Other infectious agents are transmitted indirectly:
by attaching themselves to food, water, cooking or eating utensils
when an insect carries them from an infected to a non-infected person
through the air, where they can be inhaled

Health effects of biological hazards
Biological agents that are capable of causing disease are known as pathogens. People who work with animals or plants, or in health and child care are most at risk for biological hazards. People who work with ventilation systems, municipal sanitation or sewage operations are also at increased risk.

Common diseases caused by biological agents:
bacterial diseases, such as tuberculosis, tetanus, food poisoning and blood poisoning
fungal diseases, such as ringworm and thrush
viral diseases, such as mumps, hepatitis, German measles, West Nile Virus
parasitic worms that enter the body when their eggs are ingested

Controlling biological hazards
The best way to prevent illness is to reduce or eliminate exposure to biological agents.

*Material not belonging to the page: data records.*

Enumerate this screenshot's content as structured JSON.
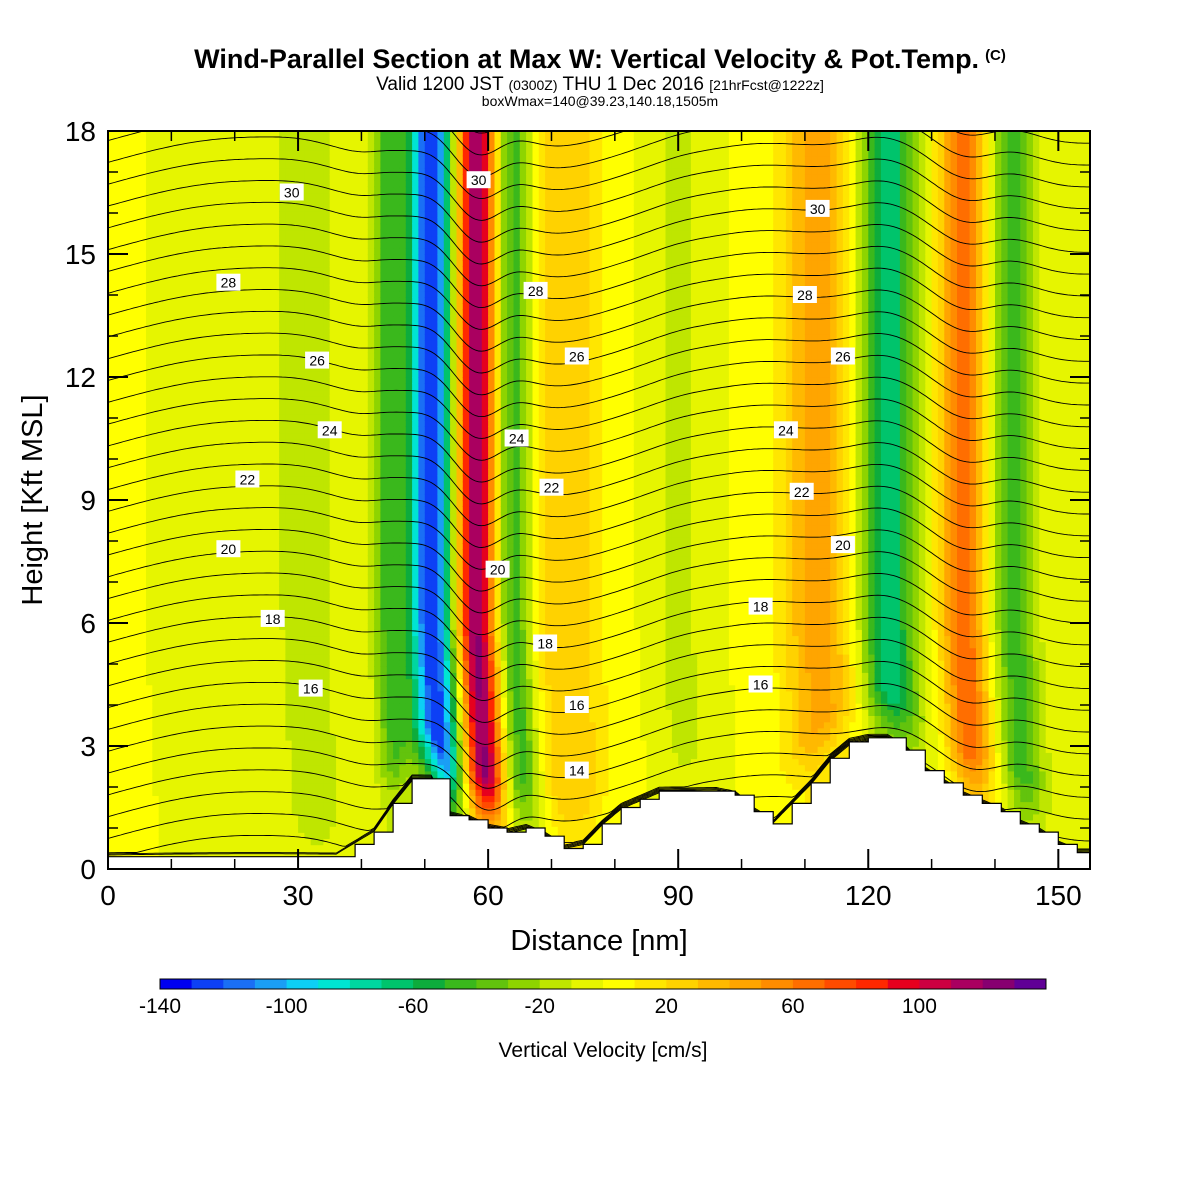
{
  "header": {
    "title": "Wind-Parallel Section at Max W: Vertical Velocity & Pot.Temp.",
    "copyright": "(C)",
    "valid_prefix": "Valid 1200 JST",
    "valid_z": "(0300Z)",
    "valid_date": "THU 1 Dec 2016",
    "forecast": "[21hrFcst@1222z]",
    "box_info": "boxWmax=140@39.23,140.18,1505m"
  },
  "chart_data": {
    "type": "heatmap",
    "title": "Wind-Parallel Section at Max W: Vertical Velocity & Pot.Temp.",
    "xlabel": "Distance [nm]",
    "ylabel": "Height [Kft MSL]",
    "xlim": [
      0,
      155
    ],
    "ylim": [
      0,
      18
    ],
    "x_ticks": [
      0,
      30,
      60,
      90,
      120,
      150
    ],
    "x_tick_labels": [
      "0",
      "30",
      "60",
      "90",
      "120",
      "150"
    ],
    "y_ticks": [
      0,
      3,
      6,
      9,
      12,
      15,
      18
    ],
    "y_tick_labels": [
      "0",
      "3",
      "6",
      "9",
      "12",
      "15",
      "18"
    ],
    "colorbar": {
      "label": "Vertical Velocity [cm/s]",
      "min": -140,
      "max": 140,
      "step": 10,
      "tick_values": [
        -140,
        -100,
        -60,
        -20,
        20,
        60,
        100
      ],
      "tick_labels": [
        "-140",
        "-100",
        "-60",
        "-20",
        "20",
        "60",
        "100"
      ],
      "colors": [
        "#0000f0",
        "#0d40f5",
        "#1a6ff5",
        "#1a9ef5",
        "#0dcff5",
        "#00e5d2",
        "#00d6a0",
        "#00c46c",
        "#0dac3c",
        "#3ab81c",
        "#62c30d",
        "#8ed400",
        "#bfe600",
        "#e6f500",
        "#ffff00",
        "#ffe600",
        "#ffd200",
        "#ffb900",
        "#ffa500",
        "#ff8c00",
        "#ff6e00",
        "#ff4b00",
        "#ff2800",
        "#e6001e",
        "#cc0041",
        "#aa0060",
        "#870070",
        "#600096"
      ]
    },
    "vertical_velocity_bands": [
      {
        "x": 31,
        "w": 3.0,
        "amp": -20
      },
      {
        "x": 44,
        "w": 1.8,
        "amp": -40
      },
      {
        "x": 51,
        "w": 2.6,
        "amp": -130
      },
      {
        "x": 58,
        "w": 2.2,
        "amp": 125
      },
      {
        "x": 64,
        "w": 2.0,
        "amp": -50
      },
      {
        "x": 72,
        "w": 4.0,
        "amp": 30
      },
      {
        "x": 90,
        "w": 2.5,
        "amp": -15
      },
      {
        "x": 112,
        "w": 4.0,
        "amp": 45
      },
      {
        "x": 123,
        "w": 3.0,
        "amp": -70
      },
      {
        "x": 135,
        "w": 2.5,
        "amp": 70
      },
      {
        "x": 143,
        "w": 2.5,
        "amp": -45
      }
    ],
    "theta_contour_labels": [
      {
        "text": "30",
        "x": 29,
        "y": 16.5
      },
      {
        "text": "30",
        "x": 58.5,
        "y": 16.8
      },
      {
        "text": "30",
        "x": 112,
        "y": 16.1
      },
      {
        "text": "28",
        "x": 19,
        "y": 14.3
      },
      {
        "text": "28",
        "x": 67.5,
        "y": 14.1
      },
      {
        "text": "28",
        "x": 110,
        "y": 14.0
      },
      {
        "text": "26",
        "x": 33,
        "y": 12.4
      },
      {
        "text": "26",
        "x": 74,
        "y": 12.5
      },
      {
        "text": "26",
        "x": 116,
        "y": 12.5
      },
      {
        "text": "24",
        "x": 35,
        "y": 10.7
      },
      {
        "text": "24",
        "x": 64.5,
        "y": 10.5
      },
      {
        "text": "24",
        "x": 107,
        "y": 10.7
      },
      {
        "text": "22",
        "x": 22,
        "y": 9.5
      },
      {
        "text": "22",
        "x": 70,
        "y": 9.3
      },
      {
        "text": "22",
        "x": 109.5,
        "y": 9.2
      },
      {
        "text": "20",
        "x": 19,
        "y": 7.8
      },
      {
        "text": "20",
        "x": 61.5,
        "y": 7.3
      },
      {
        "text": "20",
        "x": 116,
        "y": 7.9
      },
      {
        "text": "18",
        "x": 26,
        "y": 6.1
      },
      {
        "text": "18",
        "x": 69,
        "y": 5.5
      },
      {
        "text": "18",
        "x": 103,
        "y": 6.4
      },
      {
        "text": "16",
        "x": 32,
        "y": 4.4
      },
      {
        "text": "16",
        "x": 74,
        "y": 4.0
      },
      {
        "text": "16",
        "x": 103,
        "y": 4.5
      },
      {
        "text": "14",
        "x": 74,
        "y": 2.4
      }
    ],
    "terrain_x": [
      0,
      3,
      6,
      9,
      12,
      15,
      18,
      21,
      24,
      27,
      30,
      33,
      36,
      39,
      42,
      45,
      48,
      51,
      54,
      57,
      60,
      63,
      66,
      69,
      72,
      75,
      78,
      81,
      84,
      87,
      90,
      93,
      96,
      99,
      102,
      105,
      108,
      111,
      114,
      117,
      120,
      123,
      126,
      129,
      132,
      135,
      138,
      141,
      144,
      147,
      150,
      153,
      155
    ],
    "terrain_kft": [
      0.3,
      0.3,
      0.3,
      0.3,
      0.3,
      0.3,
      0.3,
      0.3,
      0.3,
      0.3,
      0.3,
      0.3,
      0.3,
      0.6,
      0.9,
      1.6,
      2.2,
      2.2,
      1.3,
      1.2,
      1.0,
      0.9,
      1.0,
      0.8,
      0.5,
      0.6,
      1.1,
      1.5,
      1.7,
      1.9,
      1.9,
      1.9,
      1.9,
      1.8,
      1.4,
      1.1,
      1.6,
      2.1,
      2.7,
      3.1,
      3.2,
      3.2,
      2.9,
      2.4,
      2.1,
      1.8,
      1.6,
      1.4,
      1.1,
      0.9,
      0.6,
      0.4,
      0.4
    ]
  }
}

Here are some tips to protect yourself against infection:

Practice good personal hygiene (e.g. regular hand washing) – it’s one of the best ways to prevent the transmission of infection.
Keep your immunizations up-to-date.
Ensure that any equipment that might harbour bio-hazards (e.g. fans, ventilation systems) is regularly maintained, cleaned and sterilized.
Clean and disinfect work surfaces often.
Clean up spills immediately.
Handle and dispose of all bio-hazardous waste materials safely. Blood and any other bodily fluids should always be handled as if they could be infectious. In the event of an injury or bleeding, every individual should be handled in a way that minimizes exposure to blood and body fluids.
Wear personal protective equipment (e.g. gloves, masks), where appropriate.